Mantra of expansion gains pace
MANTRA Group is cashed-up and on the hunt for extra properties.
The Surfers Paradise-based hotel and resorts operator has a solid pipeline of international and domestic opportunities, Mantra boss Bob East says.
Australia’s second-largest hotel operator posted a net profit of $31.8 million, up 15.1 per cent, and underlying net profit after tax and amortisation of $33.1 million, up 14.4 per cent, thanks to an almost 30 per cent surge in the booming resorts sector.
But the strong result was dragged down by a slowing CBD sector, in particular the mining-affected cities of Brisbane, Perth and Darwin, overall down 3.4 per cent.
The result was slightly down on analysts’ expectations, missing consensus by around 3 per cent.
Hunter Green’s Charlie Green said most of Mantra’s growth was coming from acquisitions.
However, he was encouraged the group reaffirmed fullyear guidance.
“Steady as she goes seems to be the approach,” he said.
Mr East said the Gold Coast, far north Queensland and Queenstown were star performers for the group, with revenue growth in each running at almost double-digit figures.
“In resorts, the Gold Coast is performing extremely well and we are incredibly well-positioned (there) to take advantage of the massive inbound tourism growth,” he said.
“With (the growth of) the movies business and the Commonwealth Games on the horizon ... I have a strong conviction that the strong demand will continue.”
Mr East said the CBD sector had been hit by a slowdown in room rate revenue.
He said Mantra, which added four new hotels in the half, was “constantly on the hunt for new properties”.
“Our balance sheet is strong, we’re well within debt covenants and we have good headroom to capitalise on new acquisitions,” Mr East said.
“We’re continually assessing acquisitions, we’re seeing good opportunities in the marketplace and we have the firepower to capitalise on those.”
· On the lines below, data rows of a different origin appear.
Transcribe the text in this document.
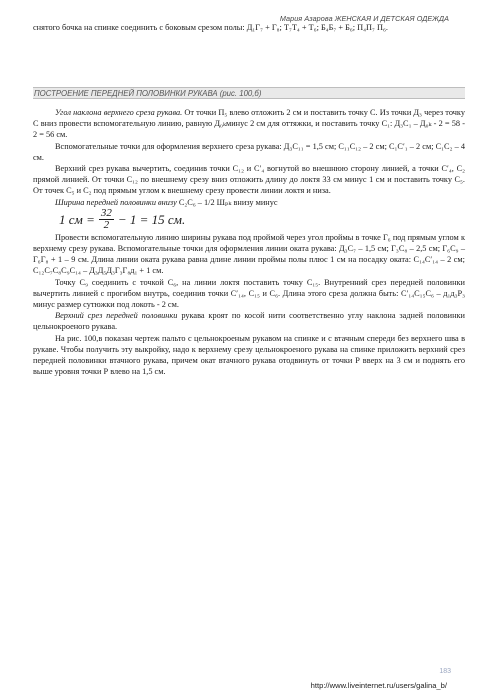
Мария Азарова ЖЕНСКАЯ И ДЕТСКАЯ ОДЕЖДА
снятого бочка на спинке соединить с боковым срезом полы: Д₁Г₇ + Г₈; Т₇Т₄ + Т₆; Б₄Б₇ + Б₆; П₄П₇ П₆.
ПОСТРОЕНИЕ ПЕРЕДНЕЙ ПОЛОВИНКИ РУКАВА (рис. 100,б)

Угол наклона верхнего среза рукава. От точки П₅ влево отложить 2 см и поставить точку С. Из точки Д₃ через точку С вниз провести вспомогательную линию, равную Д₀ₖминус 2 см для оттяжки, и поставить точку С₁: Д₃С₁ – Д₀ₖ - 2 = 58 - 2 = 56 см.

Вспомогательные точки для оформления верхнего среза рукава: Д₃С₁₁ = 1,5 см; С₁₁С₁₂ – 2 см; С₁С′₁ – 2 см; С₁С₂ – 4 см.

Верхний срез рукава вычертить, соединив точки С₁₂ и С′₄ вогнутой во внешнюю сторону линией, а точки С′₄, С₂ прямой линией. От точки С₁₂ по внешнему срезу вниз отложить длину до локтя 33 см минус 1 см и поставить точку С₅. От точек С₅ и С₂ под прямым углом к внешнему срезу провести линии локтя и низа.

Ширина передней половинки внизу С₂С₆ – 1/2 Шₚₖ внизу минус

1 см = $\frac{32}{2} - 1 = 15$ см.

Провести вспомогательную линию ширины рукава под проймой через угол проймы в точке Г₆ под прямым углом к верхнему срезу рукава. Вспомогательные точки для оформления линии оката рукава: Д₃С₇ – 1,5 см; Г₃С₈ – 2,5 см; Г₆С₉ – Г₆Г₈ + 1 – 9 см. Длина линии оката рукава равна длине линии проймы полы плюс 1 см на посадку оката: С₁₄С′₁₄ – 2 см; С₁₂С₇С₈С₉С₁₄ – Д₃Д₅Д₃Г₃Г₈д₁ + 1 см.

Точку С₉ соединить с точкой С₆, на линии локтя поставить точку С₁₅. Внутренний срез передней половинки вычертить линией с прогибом внутрь, соединив точки С′₁₄, С₁₅ и С₆. Длина этого среза должна быть: С′₁₄С₁₅С₆ – д₁д₃Р₃ минус размер сутюжки под локоть - 2 см.

Верхний срез передней половинки рукава кроят по косой нити соответственно углу наклона задней половинки цельнокроеного рукава.

На рис. 100,в показан чертеж пальто с цельнокроеным рукавом на спинке и с втачным спереди без верхнего шва в рукаве. Чтобы получить эту выкройку, надо к верхнему срезу цельнокроеного рукава на спинке приложить верхний срез передней половинки втачного рукава, причем окат втачного рукава отодвинуть от точки Р вверх на 3 см и поднять его выше уровня точки Р влево на 1,5 см.

183
http://www.liveinternet.ru/users/galina_b/
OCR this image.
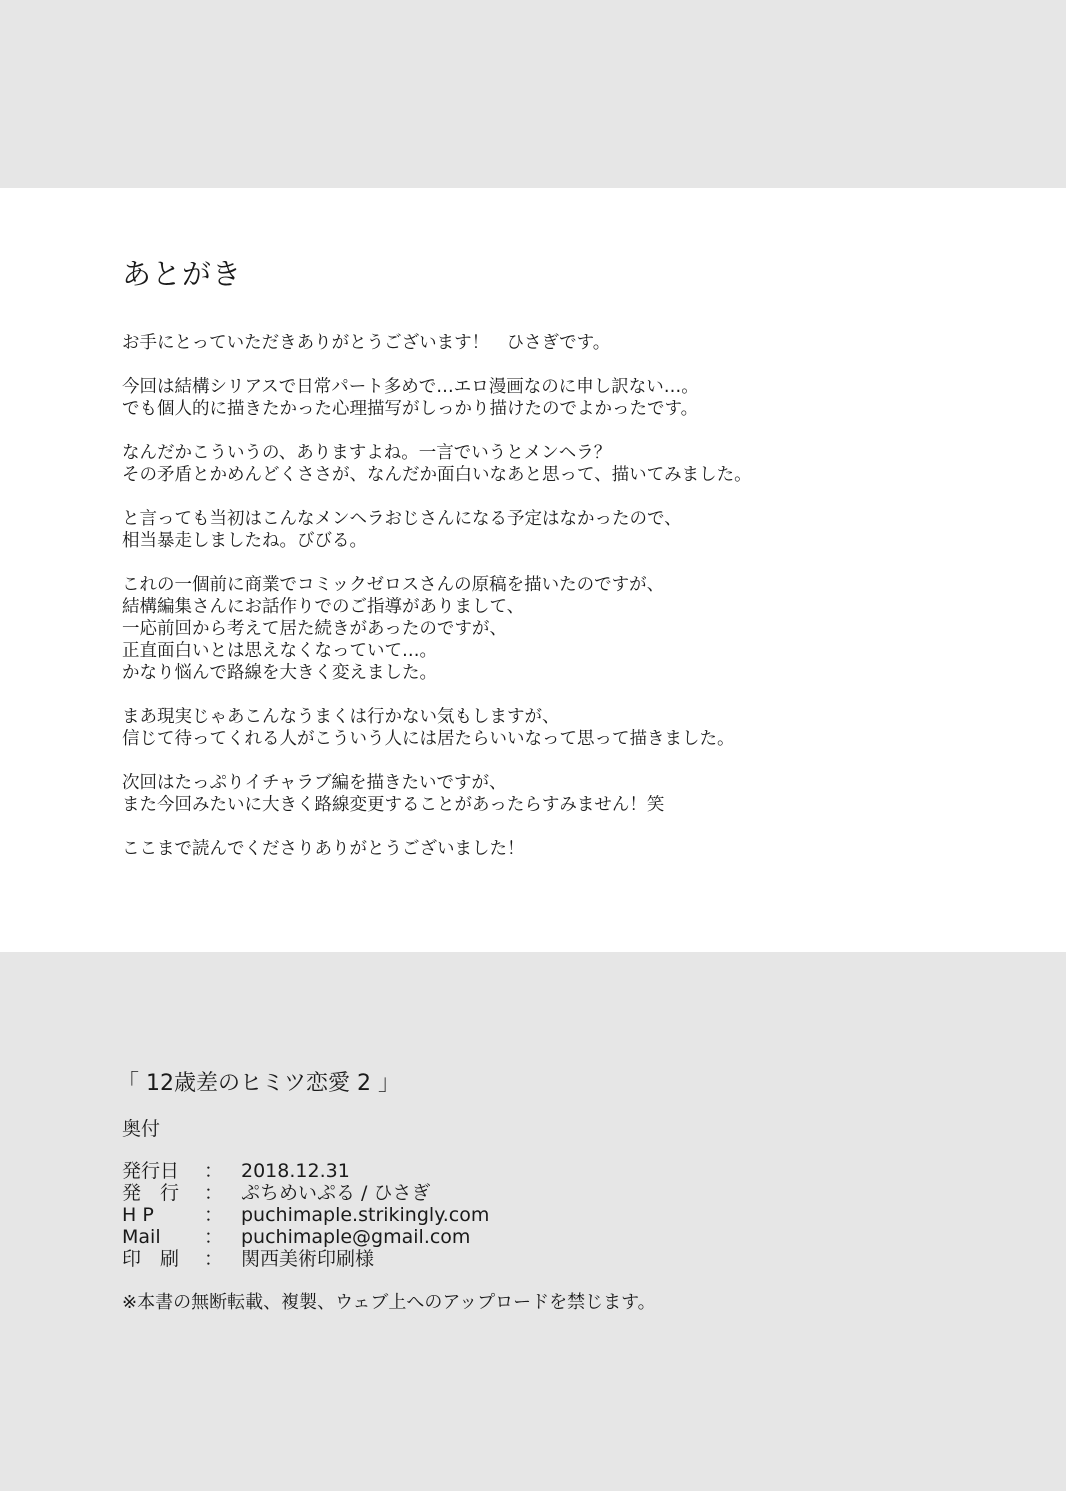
あとがき
お手にとっていただきありがとうございます！　ひさぎです。
今回は結構シリアスで日常パート多めで…エロ漫画なのに申し訳ない…。
でも個人的に描きたかった心理描写がしっかり描けたのでよかったです。
なんだかこういうの、ありますよね。一言でいうとメンヘラ？
その矛盾とかめんどくささが、なんだか面白いなあと思って、描いてみました。
と言っても当初はこんなメンヘラおじさんになる予定はなかったので、
相当暴走しましたね。びびる。
これの一個前に商業でコミックゼロスさんの原稿を描いたのですが、
結構編集さんにお話作りでのご指導がありまして、
一応前回から考えて居た続きがあったのですが、
正直面白いとは思えなくなっていて…。
かなり悩んで路線を大きく変えました。
まあ現実じゃあこんなうまくは行かない気もしますが、
信じて待ってくれる人がこういう人には居たらいいなって思って描きました。
次回はたっぷりイチャラブ編を描きたいですが、
また今回みたいに大きく路線変更することがあったらすみません！笑
ここまで読んでくださりありがとうございました！
「 12歳差のヒミツ恋愛 2 」
奥付
発行日	： 2018.12.31
発　行	： ぷちめいぷる / ひさぎ
H P	： puchimaple.strikingly.com
Mail	： puchimaple@gmail.com
印　刷	： 関西美術印刷様
※本書の無断転載、複製、ウェブ上へのアップロードを禁じます。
Mantra is eyeing international hotels in Hawaii after the success of its 1176-room Ala Moana hotel.
“We’re very keen on it (Hawaii),” Mr East said.
“There is absolutely no doubt there is opportunity to continue to explore that market.
“We will continue to pursue opportunities in that space, no doubt.”
He said Mantra’s Singapore office was “getting some activity, but we’re focusing on bigger deals there, we’re not interested in smaller deals”.
However, domestic acquisitions, particularly on the Gold Coast, remained the group’s main focus.
Quizzed on the impact of the October tragedy at Ardent Leisure’s Dreamworld theme park, in which four people died, Mr East said Mantra had not noticed an impact, particularly in the critical January trading period.
“It is hard to identify whether it has impacted (on revenue),” he said.
“Anecdotally, you might suspect to see some softening but we haven’t experienced that.”
He said lack of supply was the biggest issue for the acquisition-hungry group.
Brisbane and Perth have strong new supply but the Gold Coast has “very few” builds on the horizon and Cairns has “zero”.
Mantra reaffirmed full-year guidance for underlying earnings of $101 million to $107 million and net profit of $48.5 million to $52.5 million.
It declared a fully franked dividend of 5¢ a share.
Its shares closed 17¢, or 5.63 per cent, lower at $2.85.